In our day and age, recreational shopping is on the rise. Whether or not this is a healthy development, divides opinion.

In this example, we have captured much of the meaning of the original in a compact phrase “recreational shopping”. We have used another concise expression to convey the idea of increase: “on the rise”. The phrase “In our day and age” shows an awareness that we are talking about a contemporary issue, and also reflects what the original intended with “is becoming”. This is a better introductory sentence than the first one. The lesson here is quite simple: go with what sounds natural. If your opening sentence strikes you as weird, wooden or unnatural, it probably is. You might have to get creative with sentence structure to achieve a convincing result.

Answer the Question

Many people overlook this seemingly obvious step. When writing an introduction for IELTS task 2, some candidates see the first sentence, form their ideas and launch into them, without actually answering the question. Unfortunately, no matter how well you write, if the examiner has to search for your answer to the central question(s), your score will suffer. Following on from the opening sentence we saw above, we read:

Why is shopping so popular?

What effects does its increase in popularity have on individuals and on society?

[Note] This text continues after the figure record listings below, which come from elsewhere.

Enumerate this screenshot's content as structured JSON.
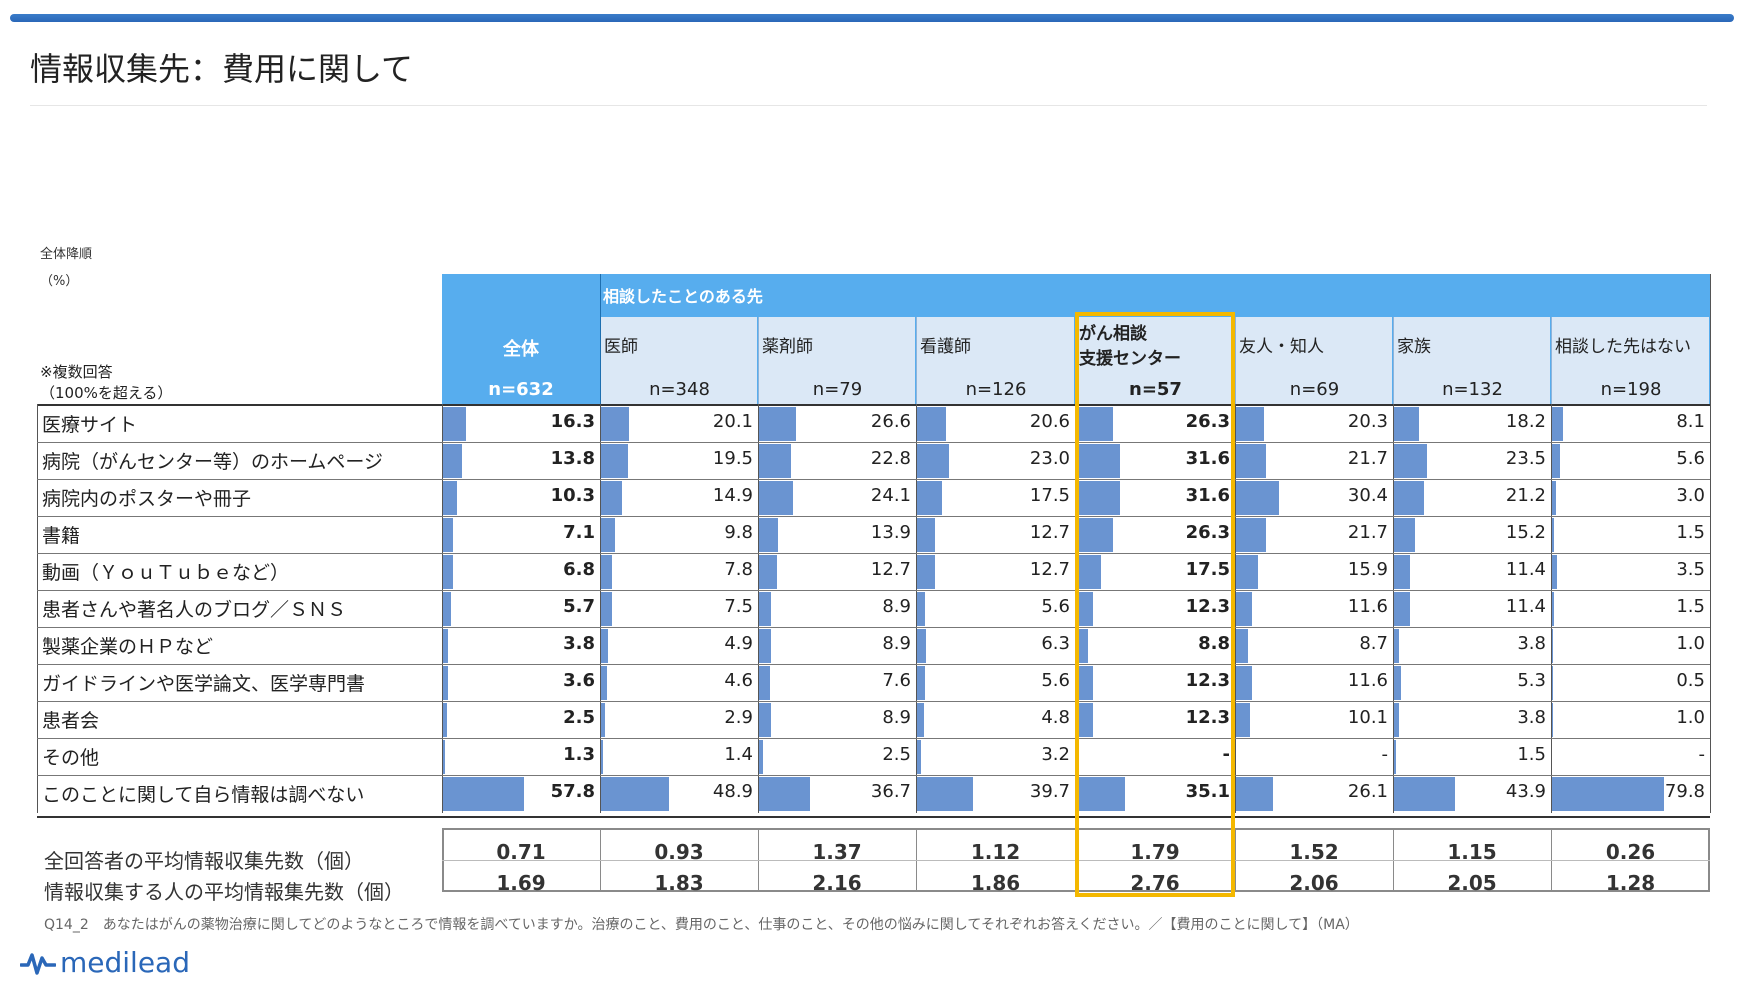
{
  "page": {
    "title": "情報収集先：費用に関して",
    "sort_note": "全体降順",
    "unit": "（%）",
    "multi_answer_note": [
      "※複数回答",
      "（100%を超える）"
    ],
    "group_header": "相談したことのある先",
    "question": "Q14_2　あなたはがんの薬物治療に関してどのようなところで情報を調べていますか。治療のこと、費用のこと、仕事のこと、その他の悩みに関してそれぞれお答えください。／【費用のことに関して】（MA）",
    "logo_text": "medilead"
  },
  "chart_data": {
    "type": "table",
    "title": "情報収集先：費用に関して",
    "bar_scale_max": 100,
    "highlight_column": 4,
    "columns": [
      {
        "name": "全体",
        "n": "n=632"
      },
      {
        "name": "医師",
        "n": "n=348"
      },
      {
        "name": "薬剤師",
        "n": "n=79"
      },
      {
        "name": "看護師",
        "n": "n=126"
      },
      {
        "name": "がん相談支援センター",
        "name_lines": [
          "がん相談",
          "支援センター"
        ],
        "n": "n=57"
      },
      {
        "name": "友人・知人",
        "n": "n=69"
      },
      {
        "name": "家族",
        "n": "n=132"
      },
      {
        "name": "相談した先はない",
        "n": "n=198"
      }
    ],
    "rows": [
      {
        "label": "医療サイト",
        "values": [
          16.3,
          20.1,
          26.6,
          20.6,
          26.3,
          20.3,
          18.2,
          8.1
        ]
      },
      {
        "label": "病院（がんセンター等）のホームページ",
        "values": [
          13.8,
          19.5,
          22.8,
          23.0,
          31.6,
          21.7,
          23.5,
          5.6
        ]
      },
      {
        "label": "病院内のポスターや冊子",
        "values": [
          10.3,
          14.9,
          24.1,
          17.5,
          31.6,
          30.4,
          21.2,
          3.0
        ]
      },
      {
        "label": "書籍",
        "values": [
          7.1,
          9.8,
          13.9,
          12.7,
          26.3,
          21.7,
          15.2,
          1.5
        ]
      },
      {
        "label": "動画（ＹｏｕＴｕｂｅなど）",
        "values": [
          6.8,
          7.8,
          12.7,
          12.7,
          17.5,
          15.9,
          11.4,
          3.5
        ]
      },
      {
        "label": "患者さんや著名人のブログ／ＳＮＳ",
        "values": [
          5.7,
          7.5,
          8.9,
          5.6,
          12.3,
          11.6,
          11.4,
          1.5
        ]
      },
      {
        "label": "製薬企業のＨＰなど",
        "values": [
          3.8,
          4.9,
          8.9,
          6.3,
          8.8,
          8.7,
          3.8,
          1.0
        ]
      },
      {
        "label": "ガイドラインや医学論文、医学専門書",
        "values": [
          3.6,
          4.6,
          7.6,
          5.6,
          12.3,
          11.6,
          5.3,
          0.5
        ]
      },
      {
        "label": "患者会",
        "values": [
          2.5,
          2.9,
          8.9,
          4.8,
          12.3,
          10.1,
          3.8,
          1.0
        ]
      },
      {
        "label": "その他",
        "values": [
          1.3,
          1.4,
          2.5,
          3.2,
          null,
          null,
          1.5,
          null
        ]
      },
      {
        "label": "このことに関して自ら情報は調べない",
        "values": [
          57.8,
          48.9,
          36.7,
          39.7,
          35.1,
          26.1,
          43.9,
          79.8
        ]
      }
    ],
    "summary_rows": [
      {
        "label": "全回答者の平均情報収集先数（個）",
        "values": [
          "0.71",
          "0.93",
          "1.37",
          "1.12",
          "1.79",
          "1.52",
          "1.15",
          "0.26"
        ]
      },
      {
        "label": "情報収集する人の平均情報集先数（個）",
        "values": [
          "1.69",
          "1.83",
          "2.16",
          "1.86",
          "2.76",
          "2.06",
          "2.05",
          "1.28"
        ]
      }
    ],
    "colors": {
      "bar": "#6a94d1",
      "header_band": "#57adee",
      "header_cell": "#dbe8f6",
      "highlight": "#f4b800"
    }
  }
}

Notice that there are two questions here. They are both straightforward and they both require an answer. Most task 2 questions will have just one question, but it’s possible to get an example like the above. So how will we handle this? It’s quite simple. Answer the questions in a direct manner in your mind.

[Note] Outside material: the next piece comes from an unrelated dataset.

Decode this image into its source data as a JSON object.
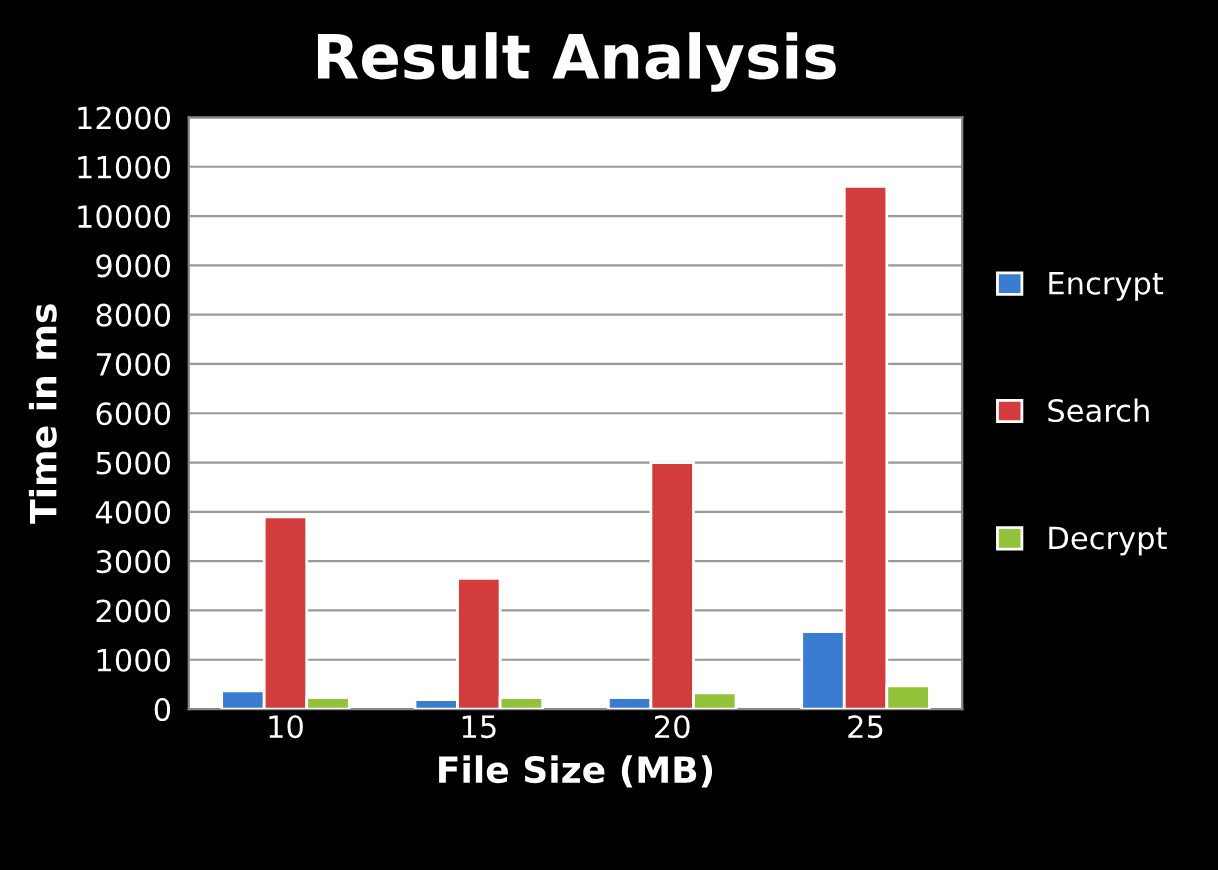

Why is shopping so popular? Modern advertising creates desire
How does this affect individuals? It creates debt (negative)
How does it affect society? It stimulates economic activity (positive)

Formulating ideas

Those were the responses that came to mind when I asked myself the questions. Whether or not I am “correct” is not really relevant. It’s important that my answers are direct, concise and not overly nuanced. I could condense all of this information into a sentence or two to accompany the opening sentence we came up with earlier:

In my view, modern advertising drives the popularity of shopping by artificially creating desires for goods. On the downside, this can lead to personal debt, but it also has the effect of stimulating the economy.

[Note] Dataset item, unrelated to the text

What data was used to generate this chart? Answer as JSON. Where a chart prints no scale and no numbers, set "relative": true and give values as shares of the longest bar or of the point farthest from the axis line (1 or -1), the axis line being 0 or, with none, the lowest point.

We have shown the examiner that we are answering the question by the use of the leading phrase “in my view” (yes, you can use I, me and my in IELTS). We have then given a concise answer, which we will develop later on, in the body of the essay. After that, we have contrasted a positive effect with a negative one.

Give an Outline

All that’s left now is to give the reader a roadmap of where we are going in this essay. The reader knows what the essay is about (from the paraphrase). The reader knows our opinions (from the answers we gave). Now we need to tell the reader what to expect:

In this essay I will discuss how the media generates need and consider the advantages and disadvantages of consumer culture. I will argue that the economic benefits do not outweigh the social costs.

Now the reader is truly ready to read the essay. We do not want to force the reader to have to hunt down these elements in the body of the essay. They should all be present in the introduction. This is what our introduction looks like:

Writing an Introduction for IELTS Task 2: Final Product

In our day and age, recreational shopping is on the rise. Whether or not this is a healthy development, divides opinion. In my view, modern advertising drives the popularity of shopping by artificially creating desires for goods. On the downside, this can lead to personal debt, but it also stimulates the economy. In this essay I will discuss how the media generates need and consider the advantages and disadvantages of consumer culture. I will argue that the economic benefits do not outweigh the social costs.

Admittedly, this is quite long. Having two questions to answer complicated the process and the result is longer than usual. However, it would form a good basis for the rest of the essay, because all of the content is present in germ.